John começou a trabalhar em um banco, e a CIA parou de pagar salário quando seus ganhos mensais chegaram a US$ 27 mil.

Mas em 1997 John perdeu o emprego depois da fusão da empresa em que trabalhava com outra companhia, e a CIA se recusou a voltar a pagá-lo.

O casal levou o caso à Suprema Corte, onde quer desafiar uma lei de 1875 que automaticamente barra ações como essa de espionagem.

A lei foi colocada em prática depois que o presidente Abraham Lincoln prometeu pagar um homem chamado William Lloyd por espionar tropas dos aliados durante a Guerra Civil Americana.
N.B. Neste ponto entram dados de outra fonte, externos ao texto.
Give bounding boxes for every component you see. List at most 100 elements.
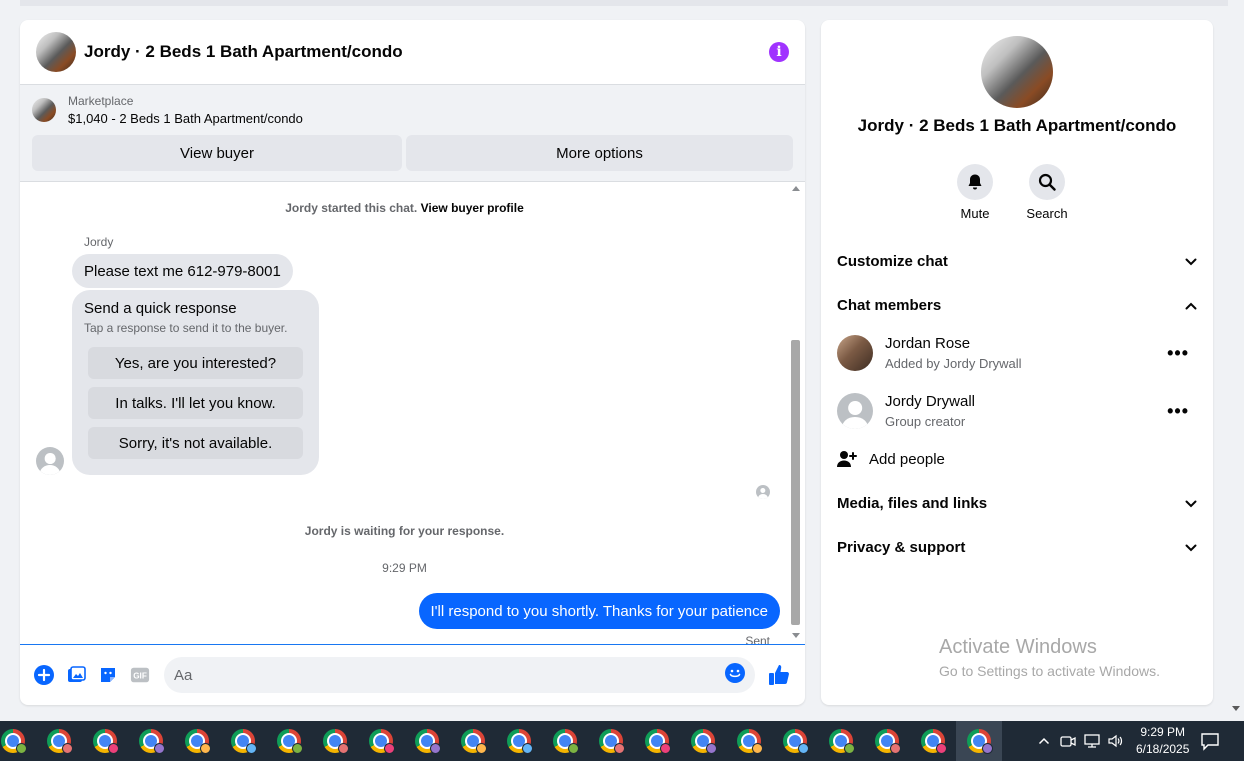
sticker-icon[interactable] [98, 665, 118, 685]
listing-avatar[interactable] [36, 32, 76, 72]
photo-icon[interactable] [66, 665, 86, 685]
plus-icon[interactable] [34, 665, 54, 685]
chrome-taskbar-icon[interactable] [220, 721, 266, 761]
activate-windows-subtitle: Go to Settings to activate Windows. [939, 663, 1160, 679]
bell-icon[interactable] [957, 164, 993, 200]
privacy-support-label: Privacy & support [837, 538, 966, 556]
privacy-support-row[interactable]: Privacy & support [837, 525, 1197, 569]
chrome-taskbar-icon[interactable] [864, 721, 910, 761]
message-input-wrapper [164, 657, 755, 693]
thumbs-up-icon[interactable] [767, 663, 791, 687]
clock-time: 9:29 PM [1140, 725, 1186, 739]
chevron-up-icon[interactable] [1032, 737, 1056, 745]
search-icon[interactable] [1029, 164, 1065, 200]
chat-members-row[interactable]: Chat members [837, 283, 1197, 327]
chevron-down-icon [1185, 539, 1197, 556]
view-buyer-button[interactable]: View buyer [32, 135, 402, 171]
more-options-button[interactable]: More options [406, 135, 793, 171]
page-scroll-down-arrow[interactable] [1232, 706, 1240, 711]
quick-response-in-talks[interactable]: In talks. I'll let you know. [88, 387, 303, 419]
chrome-taskbar-icon[interactable] [910, 721, 956, 761]
quick-response-yes[interactable]: Yes, are you interested? [88, 347, 303, 379]
marketplace-banner: Marketplace $1,040 - 2 Beds 1 Bath Apart… [20, 85, 805, 182]
meet-now-icon[interactable] [1056, 734, 1080, 748]
chat-started-notice: Jordy started this chat. View buyer prof… [20, 201, 789, 215]
profile-badge-icon [108, 743, 119, 754]
view-buyer-profile-link[interactable]: View buyer profile [421, 201, 524, 215]
clock[interactable]: 9:29 PM 6/18/2025 [1136, 724, 1189, 758]
message-scrollbar[interactable] [789, 182, 803, 642]
conversation-avatar[interactable] [981, 36, 1053, 108]
chrome-taskbar-icon[interactable] [542, 721, 588, 761]
profile-badge-icon [430, 743, 441, 754]
sender-name: Jordy [84, 235, 114, 249]
customize-chat-row[interactable]: Customize chat [837, 239, 1197, 283]
scroll-up-arrow[interactable] [792, 186, 800, 191]
media-files-label: Media, files and links [837, 494, 988, 512]
gif-icon[interactable]: GIF [130, 665, 150, 685]
taskbar-apps [0, 721, 1002, 761]
chrome-taskbar-icon[interactable] [772, 721, 818, 761]
chrome-taskbar-icon[interactable] [450, 721, 496, 761]
network-icon[interactable] [1080, 734, 1104, 748]
member-subtitle: Added by Jordy Drywall [885, 356, 1022, 371]
chat-header: Jordy · 2 Beds 1 Bath Apartment/condo i [20, 20, 805, 85]
member-row[interactable]: Jordan Rose Added by Jordy Drywall ••• [837, 327, 1197, 379]
member-name: Jordan Rose [885, 335, 971, 352]
customize-chat-label: Customize chat [837, 252, 948, 270]
chrome-taskbar-icon[interactable] [818, 721, 864, 761]
mute-action[interactable]: Mute [957, 164, 993, 221]
member-avatar [837, 393, 873, 429]
incoming-message[interactable]: Please text me 612-979-8001 [72, 254, 293, 288]
message-timestamp: 9:29 PM [382, 561, 427, 575]
chrome-taskbar-icon[interactable] [956, 721, 1002, 761]
media-files-row[interactable]: Media, files and links [837, 481, 1197, 525]
listing-price[interactable]: $1,040 - 2 Beds 1 Bath Apartment/condo [68, 111, 303, 126]
chat-title[interactable]: Jordy · 2 Beds 1 Bath Apartment/condo [84, 42, 769, 62]
chrome-taskbar-icon[interactable] [588, 721, 634, 761]
chrome-taskbar-icon[interactable] [726, 721, 772, 761]
message-input[interactable] [174, 666, 725, 684]
add-people-label: Add people [869, 450, 945, 468]
emoji-icon[interactable] [725, 662, 745, 688]
profile-badge-icon [568, 743, 579, 754]
chrome-taskbar-icon[interactable] [128, 721, 174, 761]
chrome-taskbar-icon[interactable] [312, 721, 358, 761]
chrome-taskbar-icon[interactable] [174, 721, 220, 761]
profile-badge-icon [16, 743, 27, 754]
details-actions: Mute Search [957, 164, 1068, 221]
chrome-taskbar-icon[interactable] [0, 721, 36, 761]
chrome-taskbar-icon[interactable] [496, 721, 542, 761]
chrome-taskbar-icon[interactable] [266, 721, 312, 761]
chrome-taskbar-icon[interactable] [404, 721, 450, 761]
profile-badge-icon [62, 743, 73, 754]
more-icon[interactable]: ••• [1167, 343, 1197, 364]
profile-badge-icon [844, 743, 855, 754]
volume-icon[interactable] [1104, 734, 1128, 748]
quick-response-not-available[interactable]: Sorry, it's not available. [88, 427, 303, 459]
search-action[interactable]: Search [1026, 164, 1068, 221]
add-people-row[interactable]: Add people [837, 437, 1197, 481]
scroll-down-arrow[interactable] [792, 633, 800, 638]
message-list: Jordy started this chat. View buyer prof… [20, 182, 789, 648]
chrome-taskbar-icon[interactable] [680, 721, 726, 761]
member-row[interactable]: Jordy Drywall Group creator ••• [837, 385, 1197, 437]
details-title: Jordy · 2 Beds 1 Bath Apartment/condo [857, 116, 1177, 135]
chrome-taskbar-icon[interactable] [82, 721, 128, 761]
profile-badge-icon [890, 743, 901, 754]
mute-label: Mute [960, 206, 990, 221]
member-avatar [837, 335, 873, 371]
scroll-thumb[interactable] [791, 340, 800, 625]
notification-icon[interactable] [1200, 731, 1220, 756]
more-icon[interactable]: ••• [1167, 401, 1197, 422]
activate-windows-title: Activate Windows [939, 636, 1097, 658]
chrome-taskbar-icon[interactable] [36, 721, 82, 761]
chrome-taskbar-icon[interactable] [634, 721, 680, 761]
composer: GIF [20, 644, 805, 705]
taskbar: 9:29 PM 6/18/2025 [0, 721, 1244, 761]
system-tray: 9:29 PM 6/18/2025 [1032, 721, 1189, 761]
chrome-taskbar-icon[interactable] [358, 721, 404, 761]
outgoing-message[interactable]: I'll respond to you shortly. Thanks for … [418, 593, 780, 629]
activate-windows-watermark: Activate Windows Go to Settings to activ… [939, 636, 1160, 679]
info-icon[interactable]: i [769, 42, 789, 62]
Pela lei de 1875, a Suprema Corte quis evitar que as cortes federais americanas tivessem de julgar casos sobre supostos contratos de espionagem, alegando questões de segurança nacional.

Retaliação

"Há algo inerente em relações de espionagem que você entende que não terá proteção da lei", disse o promotor Paul Clement à Suprema Corte.

Para Clement, a relação de espionagem é "um contrato que a lei não reconhece".

"O caso não é sobre proteção dos segredos de estado, mas sobre os limites do poder executivo", afirmou David Burman, representante dos ex-espiões.

Segundo o casal, o caso pode ser julgado sem revelar segredos de estado.

Burman alega que o casal foi "pressionado" para fazer espionagem e acabou enfrentando uma vida "com riscos de retaliação, incluindo assassinato".

"O executivo diz que as cortes são institucionalmente incapazes de lidar com casos que incluem questões de segurança nacional", escreveu o casal no processo. "A história demonstra o contrário."

A decisão da legalidade do julgamento não deve sair antes de junho.